Gendra nickte zu dem, was Bercain sagte. Sie hatte die Ringlande früher als der Magi verlassen, teilte aber dessen Eindrücke. „Der Mangel an jungen, gut ausgebildeten Handwerkern, die zupacken können und auch wollen, hat sich bald bemerkbar gemacht“, berichtete sie. „Es fehlen genau diejenigen, die eine eigene Werkstatt eröffnen und diese erfolgreich leiten können. Ebenso sind von den Bauern vor allem jene mit den Auswanderern gegangen, die selbständig einen Hof führen können und energisch anpacken, wenn es sein muss. Von den Händlern ganz zu schweigen, denn wer von denen einen Sinn für Geschäfte hatte und etwas aufbauen wollte, gehörte zu den ersten, die gingen.“

„Zurückgeblieben sind die Helfer, die Alten und die Unmotivierten“, bestätigte der Magi. „Obwohl es natürlich auch von den anderen immer noch viele gibt. Aber diejenigen, die unternehmend sind, hart arbeiten, mehr tun als unbedingt notwendig, die werden nun durch die Kontrolleure und die Steuern ausgebremst. Jeder, der einen höheren Verdienst hat als ein Tagelöhner, muss das meiste davon abgeben. Es ist wohl verständlich, dass es niemanden gibt, der mehr tut, als erforderlich ist, um sich und seine Familie zu ernähren. Wozu auch?“

Wir ritten gut eine Stunde schweigend weiter, bevor Bercain wieder etwas sagte.
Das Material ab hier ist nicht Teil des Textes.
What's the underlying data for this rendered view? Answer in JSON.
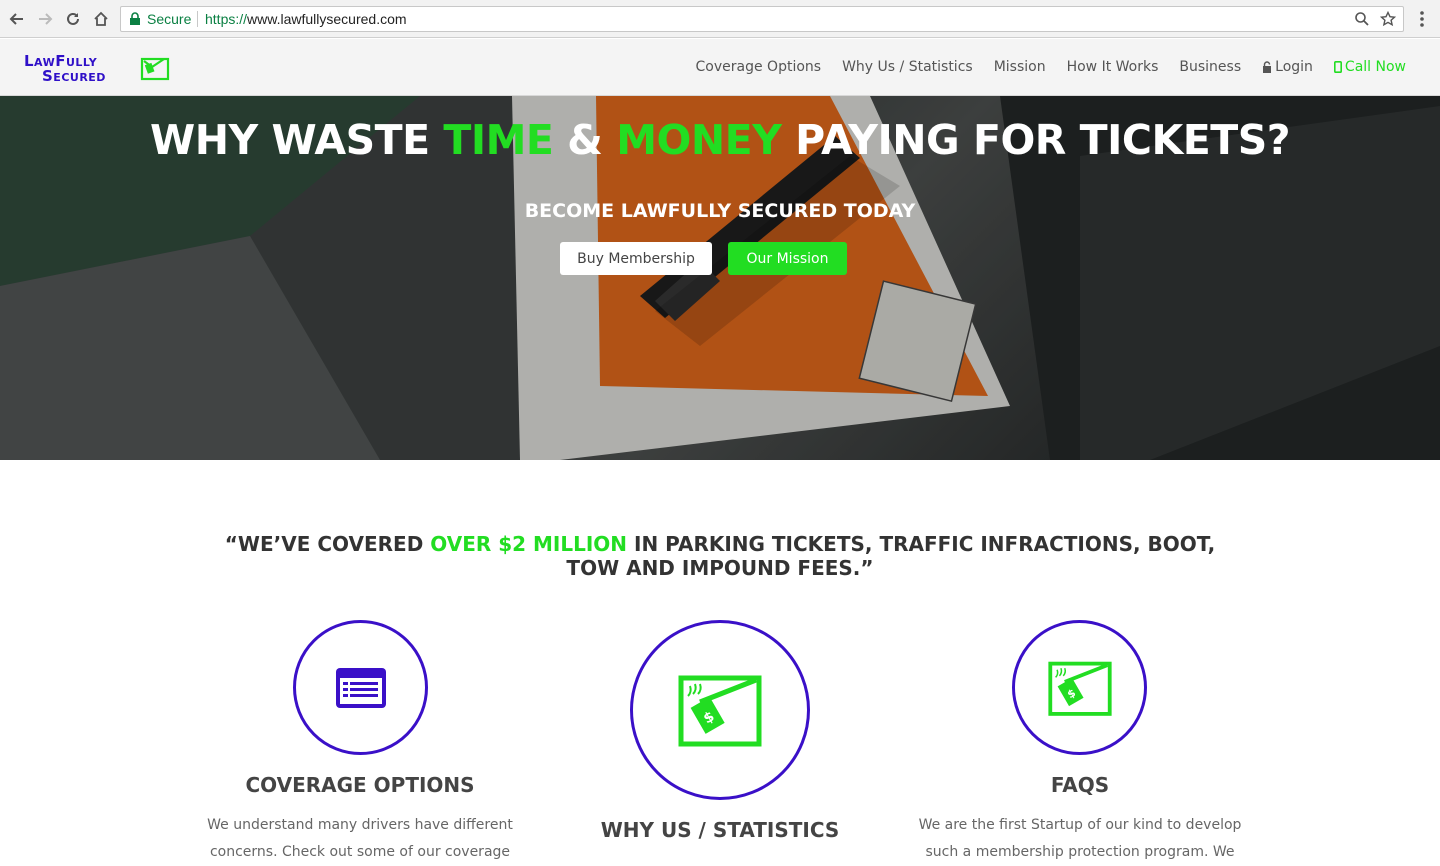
{
  "browser": {
    "secure_label": "Secure",
    "url_scheme": "https://",
    "url_rest": "www.lawfullysecured.com"
  },
  "header": {
    "logo_line1": "LawFully",
    "logo_line2": "Secured",
    "nav": [
      {
        "label": "Coverage Options"
      },
      {
        "label": "Why Us / Statistics"
      },
      {
        "label": "Mission"
      },
      {
        "label": "How It Works"
      },
      {
        "label": "Business"
      },
      {
        "label": "Login",
        "icon": "lock-icon"
      },
      {
        "label": "Call Now",
        "icon": "phone-icon"
      }
    ]
  },
  "hero": {
    "title_a": "WHY WASTE ",
    "title_b": "TIME",
    "title_c": " & ",
    "title_d": "MONEY",
    "title_e": " PAYING FOR TICKETS?",
    "subtitle": "BECOME LAWFULLY SECURED TODAY",
    "buy_button": "Buy Membership",
    "mission_button": "Our Mission"
  },
  "quote": {
    "part_a": "“WE’VE COVERED ",
    "part_b": "OVER $2 MILLION",
    "part_c": " IN PARKING TICKETS, TRAFFIC INFRACTIONS, BOOT, TOW AND IMPOUND FEES.”"
  },
  "features": [
    {
      "title": "COVERAGE OPTIONS",
      "text": "We understand many drivers have different concerns. Check out some of our coverage",
      "icon": "list-icon"
    },
    {
      "title": "WHY US / STATISTICS",
      "text": "",
      "icon": "ticket-icon"
    },
    {
      "title": "FAQS",
      "text": "We are the first Startup of our kind to develop such a membership protection program. We",
      "icon": "ticket-icon"
    }
  ],
  "colors": {
    "accent_green": "#22dd22",
    "brand_purple": "#3a10c8"
  }
}
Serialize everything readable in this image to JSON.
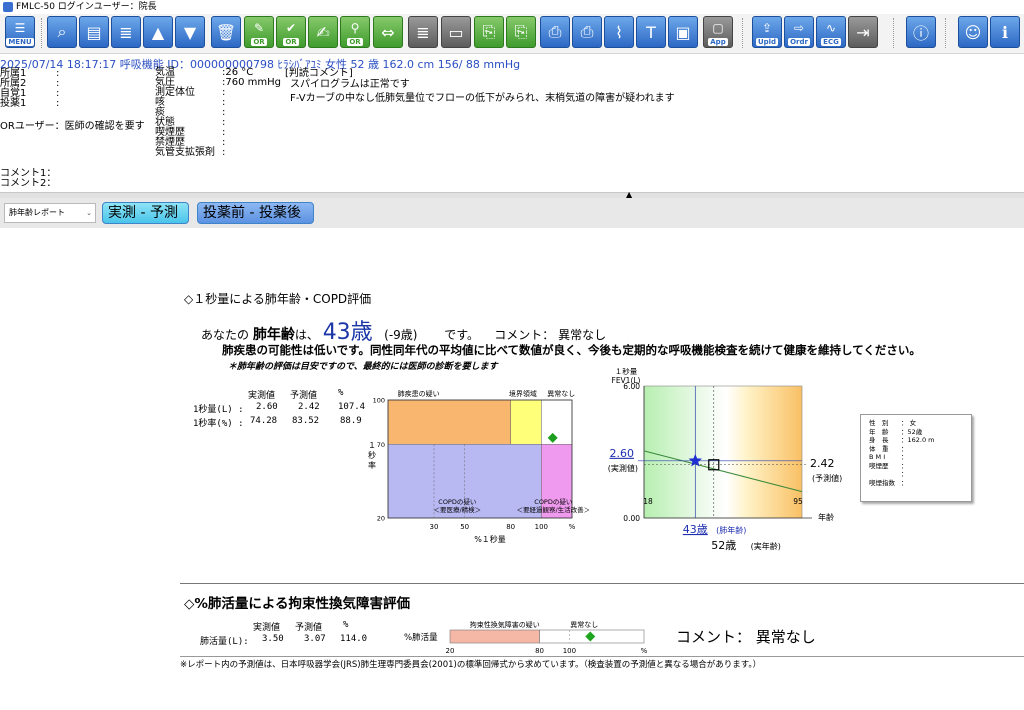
{
  "window": {
    "title": "FMLC-50  ログインユーザー：院長"
  },
  "toolbar": {
    "buttons": [
      {
        "name": "menu-button",
        "icon": "menu-icon",
        "label": "MENU",
        "color": "blue"
      },
      {
        "name": "search-button",
        "icon": "search-icon",
        "label": "",
        "color": "blue"
      },
      {
        "name": "card-button",
        "icon": "card-icon",
        "label": "",
        "color": "blue"
      },
      {
        "name": "list-button",
        "icon": "list-icon",
        "label": "",
        "color": "blue"
      },
      {
        "name": "up-button",
        "icon": "arrow-up-icon",
        "label": "",
        "color": "blue"
      },
      {
        "name": "down-button",
        "icon": "arrow-down-icon",
        "label": "",
        "color": "blue"
      },
      {
        "name": "delete-button",
        "icon": "trash-icon",
        "label": "",
        "color": "blue"
      },
      {
        "name": "edit-or-button",
        "icon": "pen-icon",
        "label": "OR",
        "color": "green"
      },
      {
        "name": "check-or-button",
        "icon": "check-icon",
        "label": "OR",
        "color": "green"
      },
      {
        "name": "memo-button",
        "icon": "memo-icon",
        "label": "",
        "color": "green"
      },
      {
        "name": "stamp-or-button",
        "icon": "stamp-icon",
        "label": "OR",
        "color": "green"
      },
      {
        "name": "compare-button",
        "icon": "compare-icon",
        "label": "",
        "color": "green"
      },
      {
        "name": "list2-button",
        "icon": "list-icon",
        "label": "",
        "color": "gray"
      },
      {
        "name": "ruler-button",
        "icon": "ruler-icon",
        "label": "",
        "color": "gray"
      },
      {
        "name": "doc-button",
        "icon": "document-icon",
        "label": "",
        "color": "green"
      },
      {
        "name": "doc-plus-button",
        "icon": "document-plus-icon",
        "label": "",
        "color": "green"
      },
      {
        "name": "print-button",
        "icon": "printer-icon",
        "label": "",
        "color": "blue"
      },
      {
        "name": "print2-button",
        "icon": "printer-icon",
        "label": "",
        "color": "blue"
      },
      {
        "name": "attach-button",
        "icon": "paperclip-icon",
        "label": "",
        "color": "blue"
      },
      {
        "name": "text-button",
        "icon": "text-icon",
        "label": "T",
        "color": "blue"
      },
      {
        "name": "display-button",
        "icon": "monitor-icon",
        "label": "",
        "color": "blue"
      },
      {
        "name": "app-button",
        "icon": "app-icon",
        "label": "App",
        "color": "gray"
      },
      {
        "name": "upload-button",
        "icon": "upload-icon",
        "label": "Upld",
        "color": "blue"
      },
      {
        "name": "order-button",
        "icon": "order-icon",
        "label": "Ordr",
        "color": "blue"
      },
      {
        "name": "ecg-button",
        "icon": "ecg-icon",
        "label": "ECG",
        "color": "blue"
      },
      {
        "name": "transfer-button",
        "icon": "transfer-icon",
        "label": "",
        "color": "gray"
      },
      {
        "name": "info-button",
        "icon": "info-icon",
        "label": "i",
        "color": "blue"
      },
      {
        "name": "user-button",
        "icon": "user-icon",
        "label": "",
        "color": "blue"
      },
      {
        "name": "help-button",
        "icon": "help-icon",
        "label": "i",
        "color": "blue"
      }
    ]
  },
  "header": {
    "patient_line": "2025/07/14 18:17:17   呼吸機能  ID：000000000798  ﾋﾗｼﾊﾞｱﾕﾐ  女性 52  歳 162.0 cm  156/ 88 mmHg",
    "left_labels": [
      "所属1",
      "所属2",
      "自覚1",
      "投薬1"
    ],
    "left_colons": [
      ":",
      ":",
      ":",
      ":"
    ],
    "or_user": "ORユーザー：医師の確認を要す",
    "mid_labels": [
      "気温",
      "気圧",
      "測定体位",
      "咳",
      "痰",
      "状態",
      "喫煙歴",
      "禁煙歴",
      "気管支拡張剤"
    ],
    "mid_values": [
      ":26 °C",
      ":760 mmHg",
      ":",
      ":",
      ":",
      ":",
      ":",
      ":",
      ":"
    ],
    "judgment_title": "[判読コメント]",
    "judgment_lines": [
      "スパイログラムは正常です",
      "F-Vカーブの中なし低肺気量位でフローの低下がみられ、末梢気道の障害が疑われます"
    ],
    "comment1": "コメント1：",
    "comment2": "コメント2："
  },
  "report_bar": {
    "select_value": "肺年齢レポート",
    "btn_actual_predicted": "実測 - 予測",
    "btn_before_after": "投薬前 - 投薬後"
  },
  "report": {
    "section1_title": "◇１秒量による肺年齢・COPD評価",
    "age_prefix": "あなたの",
    "age_label": "肺年齢",
    "age_particle": "は、",
    "lung_age": "43歳",
    "age_diff": "(-9歳)",
    "age_suffix": "です。",
    "comment_label": "コメント：",
    "comment_value": "異常なし",
    "main_message": "肺疾患の可能性は低いです。同性同年代の平均値に比べて数値が良く、今後も定期的な呼吸機能検査を続けて健康を維持してください。",
    "note": "＊肺年齢の評価は目安ですので、最終的には医師の診断を要します",
    "table1": {
      "headers": [
        "実測値",
        "予測値",
        "%"
      ],
      "rows": [
        {
          "label": "1秒量(L) :",
          "actual": "2.60",
          "predicted": "2.42",
          "pct": "107.4"
        },
        {
          "label": "1秒率(%) :",
          "actual": "74.28",
          "predicted": "83.52",
          "pct": "88.9"
        }
      ]
    },
    "section2_title": "◇%肺活量による拘束性換気障害評価",
    "table2": {
      "headers": [
        "実測値",
        "予測値",
        "%"
      ],
      "label": "肺活量(L):",
      "actual": "3.50",
      "predicted": "3.07",
      "pct": "114.0"
    },
    "vc_bar": {
      "label": "%肺活量",
      "zone_labels": [
        "拘束性換気障害の疑い",
        "異常なし"
      ],
      "ticks": [
        "20",
        "80",
        "100"
      ],
      "unit": "%",
      "value_pct": 114.0,
      "range": [
        20,
        150
      ]
    },
    "comment2_label": "コメント：",
    "comment2_value": "異常なし",
    "footnote": "※レポート内の予測値は、日本呼吸器学会(JRS)肺生理専門委員会(2001)の標準回帰式から求めています。（検査装置の予測値と異なる場合があります。）",
    "info_box": [
      {
        "k": "性　別",
        "v": "：  女"
      },
      {
        "k": "年　齢",
        "v": "：52歳"
      },
      {
        "k": "身　長",
        "v": "：162.0 m"
      },
      {
        "k": "体　重",
        "v": "："
      },
      {
        "k": "B M I",
        "v": "："
      },
      {
        "k": "喫煙歴",
        "v": "："
      },
      {
        "k": "",
        "v": "："
      },
      {
        "k": "喫煙指数",
        "v": "："
      }
    ]
  },
  "chart_data": [
    {
      "type": "scatter",
      "title": "",
      "xlabel": "%１秒量",
      "ylabel": "１秒率",
      "xlim": [
        0,
        120
      ],
      "ylim": [
        20,
        100
      ],
      "x_ticks": [
        "30",
        "50",
        "80",
        "100"
      ],
      "x_unit": "%",
      "y_ticks": [
        "100",
        "70",
        "20"
      ],
      "zones": [
        {
          "label": "肺疾患の疑い",
          "color": "#f9b66f"
        },
        {
          "label": "境界領域",
          "color": "#ffff7a"
        },
        {
          "label": "異常なし",
          "color": "#ffffff"
        },
        {
          "label": "COPDの疑い\n＜要医療/精検＞",
          "color": "#b8b8f2"
        },
        {
          "label": "COPDの疑い\n＜要経過観察/生活改善＞",
          "color": "#ef9aee"
        }
      ],
      "point": {
        "x": 107.4,
        "y": 74.28,
        "color": "#1e9e1e",
        "marker": "diamond"
      }
    },
    {
      "type": "line",
      "title": "",
      "ylabel_lines": [
        "１秒量",
        "FEV1(L)"
      ],
      "xlabel": "年齢",
      "ylim": [
        0,
        6
      ],
      "xlim": [
        18,
        95
      ],
      "y_ticks": [
        "6.00",
        "0.00"
      ],
      "x_ticks": [
        "18",
        "95"
      ],
      "series": [
        {
          "x": [
            18,
            95
          ],
          "y": [
            3.05,
            1.2
          ],
          "color": "#3a8a3a"
        }
      ],
      "actual": {
        "x": 43,
        "y": 2.6,
        "label": "2.60",
        "sub": "(実測値)"
      },
      "predicted": {
        "x": 52,
        "y": 2.42,
        "label": "2.42",
        "sub": "(予測値)"
      },
      "lung_age_label": "43歳",
      "lung_age_sub": "(肺年齢)",
      "real_age_label": "52歳",
      "real_age_sub": "(実年齢)"
    }
  ]
}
„Wann wird die achte Provinz den Ringlanden zu Hilfe kommen?“

Alle sahen mich an, weil ich der einzige war, der die neue Heimat kannte.

„In zwanzig Jahren, vielleicht in dreißig. Wenn die dort geborenen Kinder alt genug sind, um in den Kampf einzugreifen.“

„Sind die Familien kinderreich?“, wollte Gendra wissen.

„Und ob. Vier bis fünf sind die Regel. Das ergab sich von alleine, weil schon die Kleinen mithelfen, um die Familie zu erhalten. Was da heranwächst, ist eine robuste Generation, die von Anfang an gewöhnt ist an Mühe und Arbeit. Und daran, dass man selbst etwas tun muss, wenn man etwas erreichen will. Allerdings ...“ Ich zögerte.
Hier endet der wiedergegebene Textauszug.